Kari Lake just keeps losing.
Last year’s GOP nominee for governor in Arizona, she is persisting with her challenges in court to the victory in that race of Democratic pick Katie Hobbs, who took office in early January and has been serving ever since. Now, having reached the state Supreme Court, Justices there have declined to revive all but one of the claims Lake brought, sending a contention from the defeated Republican about the process of verifying the signatures with mail-in ballots back to a trial court for review.
The Arizona Supreme Court’s decision on that specific matter doesn’t indicate that the judges saw any veracity to the merits of Lake’s allegation, which was that local authorities included ballots submitted without properly vetted signatures in the count. The high court simply concluded the claim had been improperly set aside based on certain interpretations of procedural rules.
The previous idea was that the claim was too belated because Lake was challenging the longstanding rules for handling the signatures with those ballots, but the Supreme Court argued that Lake’s challenge emerging only after the 2022 election was essentially fine. That’s mostly just procedural, though, besides evidencing — contrary to any alternative claims from the far-right — that the judicial system, in constantly and systematically rejecting allegations of widespread election fraud, really has closely examined the issue.
Other claims from Lake that remain defunct include contentions about supposedly widespread disenfranchisement of voters because of problems with printers at polling places on Election Day in Maricopa County and alleged breaches in the established chain of custody for ballots in processing, which ordinarily helps ensure no outside meddling.
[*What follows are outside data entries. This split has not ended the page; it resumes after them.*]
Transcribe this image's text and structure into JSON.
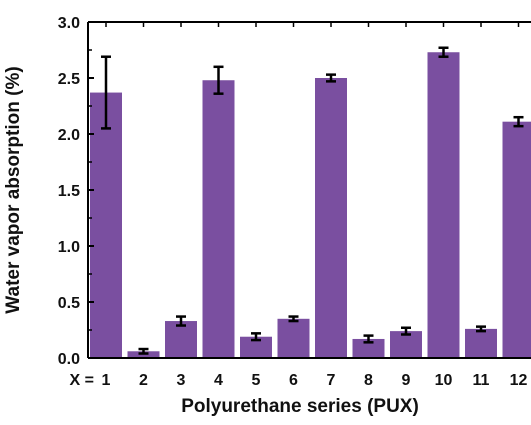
{
  "chart_data": {
    "type": "bar",
    "categories": [
      "1",
      "2",
      "3",
      "4",
      "5",
      "6",
      "7",
      "8",
      "9",
      "10",
      "11",
      "12"
    ],
    "category_prefix": "X = ",
    "values": [
      2.37,
      0.06,
      0.33,
      2.48,
      0.19,
      0.35,
      2.5,
      0.17,
      0.24,
      2.73,
      0.26,
      2.11
    ],
    "errors": [
      0.32,
      0.02,
      0.04,
      0.12,
      0.03,
      0.02,
      0.03,
      0.03,
      0.03,
      0.04,
      0.02,
      0.04
    ],
    "xlabel": "Polyurethane series (PUX)",
    "ylabel": "Water vapor absorption (%)",
    "ylim": [
      0,
      3.0
    ],
    "yticks": [
      "0.0",
      "0.5",
      "1.0",
      "1.5",
      "2.0",
      "2.5",
      "3.0"
    ],
    "bar_color": "#7a4fa0",
    "grid": false
  }
}
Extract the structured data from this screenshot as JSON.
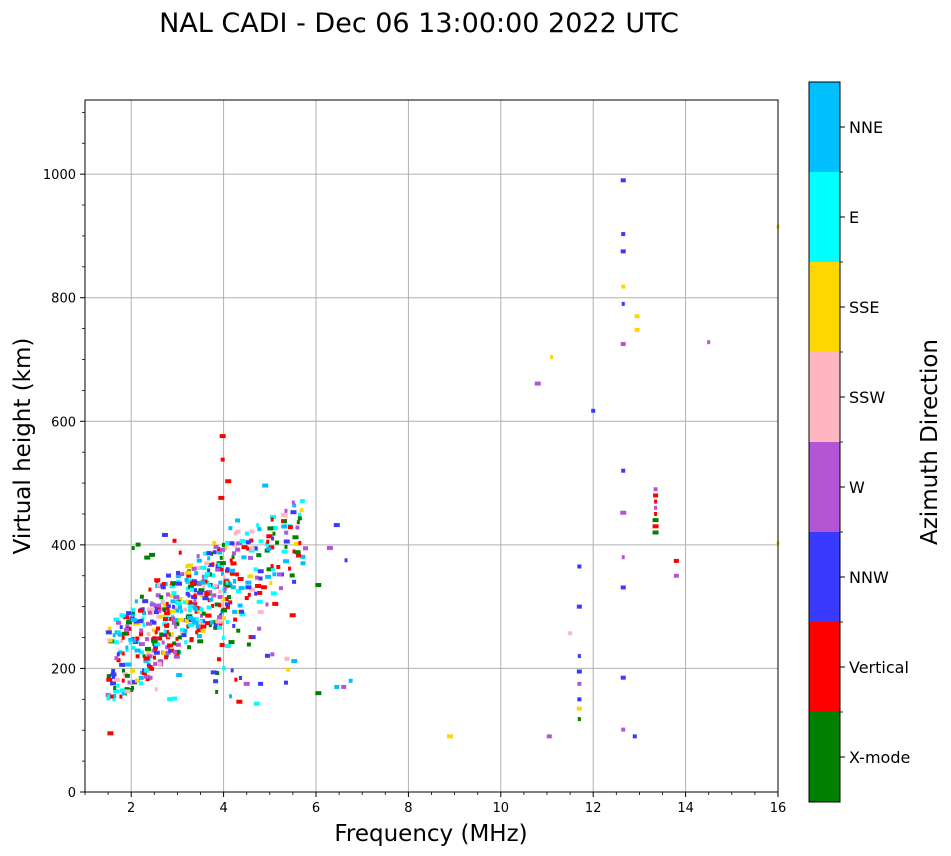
{
  "chart_data": {
    "type": "scatter",
    "title": "NAL CADI - Dec 06 13:00:00 2022 UTC",
    "xlabel": "Frequency (MHz)",
    "ylabel": "Virtual height (km)",
    "xlim": [
      1,
      16
    ],
    "ylim": [
      0,
      1120
    ],
    "xticks": [
      2,
      4,
      6,
      8,
      10,
      12,
      14,
      16
    ],
    "yticks": [
      0,
      200,
      400,
      600,
      800,
      1000
    ],
    "grid": true,
    "colorbar": {
      "label": "Azimuth Direction",
      "categories": [
        {
          "name": "X-mode",
          "color": "#008000"
        },
        {
          "name": "Vertical",
          "color": "#ff0000"
        },
        {
          "name": "NNW",
          "color": "#3a3aff"
        },
        {
          "name": "W",
          "color": "#b455d6"
        },
        {
          "name": "SSW",
          "color": "#ffb6c1"
        },
        {
          "name": "SSE",
          "color": "#ffd700"
        },
        {
          "name": "E",
          "color": "#00ffff"
        },
        {
          "name": "NNE",
          "color": "#00bfff"
        }
      ]
    },
    "points": [
      {
        "f": 1.55,
        "h": 95,
        "d": "Vertical"
      },
      {
        "f": 3.98,
        "h": 576,
        "d": "Vertical"
      },
      {
        "f": 3.98,
        "h": 538,
        "d": "Vertical"
      },
      {
        "f": 4.1,
        "h": 503,
        "d": "Vertical"
      },
      {
        "f": 3.95,
        "h": 476,
        "d": "Vertical"
      },
      {
        "f": 4.9,
        "h": 496,
        "d": "NNE"
      },
      {
        "f": 5.35,
        "h": 455,
        "d": "W"
      },
      {
        "f": 5.32,
        "h": 430,
        "d": "NNE"
      },
      {
        "f": 5.6,
        "h": 428,
        "d": "W"
      },
      {
        "f": 6.45,
        "h": 432,
        "d": "NNW"
      },
      {
        "f": 6.3,
        "h": 395,
        "d": "W"
      },
      {
        "f": 6.65,
        "h": 375,
        "d": "NNW"
      },
      {
        "f": 6.05,
        "h": 335,
        "d": "X-mode"
      },
      {
        "f": 6.45,
        "h": 170,
        "d": "NNE"
      },
      {
        "f": 6.75,
        "h": 180,
        "d": "NNE"
      },
      {
        "f": 6.6,
        "h": 170,
        "d": "W"
      },
      {
        "f": 6.05,
        "h": 160,
        "d": "X-mode"
      },
      {
        "f": 5.35,
        "h": 177,
        "d": "NNW"
      },
      {
        "f": 4.15,
        "h": 155,
        "d": "NNE"
      },
      {
        "f": 3.85,
        "h": 162,
        "d": "X-mode"
      },
      {
        "f": 4.5,
        "h": 175,
        "d": "W"
      },
      {
        "f": 4.8,
        "h": 175,
        "d": "NNW"
      },
      {
        "f": 8.9,
        "h": 90,
        "d": "SSE"
      },
      {
        "f": 10.8,
        "h": 661,
        "d": "W"
      },
      {
        "f": 11.1,
        "h": 704,
        "d": "SSE"
      },
      {
        "f": 11.05,
        "h": 90,
        "d": "W"
      },
      {
        "f": 11.5,
        "h": 257,
        "d": "SSW"
      },
      {
        "f": 11.7,
        "h": 365,
        "d": "NNW"
      },
      {
        "f": 11.7,
        "h": 300,
        "d": "NNW"
      },
      {
        "f": 11.7,
        "h": 220,
        "d": "NNW"
      },
      {
        "f": 11.7,
        "h": 195,
        "d": "NNW"
      },
      {
        "f": 11.7,
        "h": 175,
        "d": "W"
      },
      {
        "f": 11.7,
        "h": 150,
        "d": "NNW"
      },
      {
        "f": 11.7,
        "h": 135,
        "d": "SSE"
      },
      {
        "f": 11.7,
        "h": 118,
        "d": "X-mode"
      },
      {
        "f": 12.0,
        "h": 617,
        "d": "NNW"
      },
      {
        "f": 12.65,
        "h": 990,
        "d": "NNW"
      },
      {
        "f": 12.65,
        "h": 903,
        "d": "NNW"
      },
      {
        "f": 12.65,
        "h": 875,
        "d": "NNW"
      },
      {
        "f": 12.65,
        "h": 818,
        "d": "SSE"
      },
      {
        "f": 12.65,
        "h": 790,
        "d": "NNW"
      },
      {
        "f": 12.65,
        "h": 725,
        "d": "W"
      },
      {
        "f": 12.65,
        "h": 520,
        "d": "NNW"
      },
      {
        "f": 12.65,
        "h": 452,
        "d": "W"
      },
      {
        "f": 12.65,
        "h": 380,
        "d": "W"
      },
      {
        "f": 12.65,
        "h": 331,
        "d": "NNW"
      },
      {
        "f": 12.65,
        "h": 185,
        "d": "NNW"
      },
      {
        "f": 12.65,
        "h": 101,
        "d": "W"
      },
      {
        "f": 12.9,
        "h": 90,
        "d": "NNW"
      },
      {
        "f": 12.95,
        "h": 770,
        "d": "SSE"
      },
      {
        "f": 12.95,
        "h": 748,
        "d": "SSE"
      },
      {
        "f": 13.35,
        "h": 490,
        "d": "W"
      },
      {
        "f": 13.35,
        "h": 480,
        "d": "Vertical"
      },
      {
        "f": 13.35,
        "h": 470,
        "d": "Vertical"
      },
      {
        "f": 13.35,
        "h": 460,
        "d": "W"
      },
      {
        "f": 13.35,
        "h": 450,
        "d": "Vertical"
      },
      {
        "f": 13.35,
        "h": 440,
        "d": "X-mode"
      },
      {
        "f": 13.35,
        "h": 430,
        "d": "Vertical"
      },
      {
        "f": 13.35,
        "h": 420,
        "d": "X-mode"
      },
      {
        "f": 13.8,
        "h": 374,
        "d": "Vertical"
      },
      {
        "f": 13.8,
        "h": 350,
        "d": "W"
      },
      {
        "f": 14.5,
        "h": 728,
        "d": "W"
      },
      {
        "f": 16.0,
        "h": 915,
        "d": "SSE"
      },
      {
        "f": 16.0,
        "h": 402,
        "d": "SSE"
      }
    ]
  }
}
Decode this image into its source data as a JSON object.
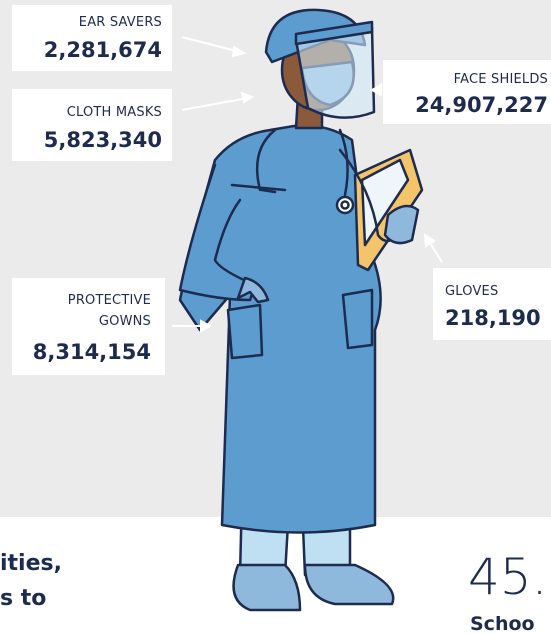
{
  "items": [
    {
      "label": "EAR SAVERS",
      "count": "2,281,674"
    },
    {
      "label": "CLOTH MASKS",
      "count": "5,823,340"
    },
    {
      "label": "FACE SHIELDS",
      "count": "24,907,227"
    },
    {
      "label": [
        "PROTECTIVE",
        "GOWNS"
      ],
      "count": "8,314,154"
    },
    {
      "label": "GLOVES",
      "count": "218,190"
    }
  ],
  "footer": {
    "left_lines": [
      "ities,",
      "s to"
    ],
    "right_number": "45.",
    "right_label": "Schoo"
  }
}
Those two claims were originally a subject of the trial held earlier in this case. Lake had wanted to only need to prove her case based on a so-called preponderance of the evidence rather than very specific numbers and showings of intentional misconduct actually targeting the election and enacting substantive changes in those vote totals, meaning she’d have set aside what in reality was the documented will of the people of Arizona in last year’s race for governor because of an ostensibly supported hunch. She has also founded her case on consistent ignorance, pointing in a past argument for the state Supreme Court to have more swiftly taken up her arguments to supposedly high numbers of rejections of ballots at polling places. The figures to which she was trying to point represented individual instances a ballot wasn’t properly read by the machine and showed nothing about whether that ballot was later tabulated onsite or elsewhere.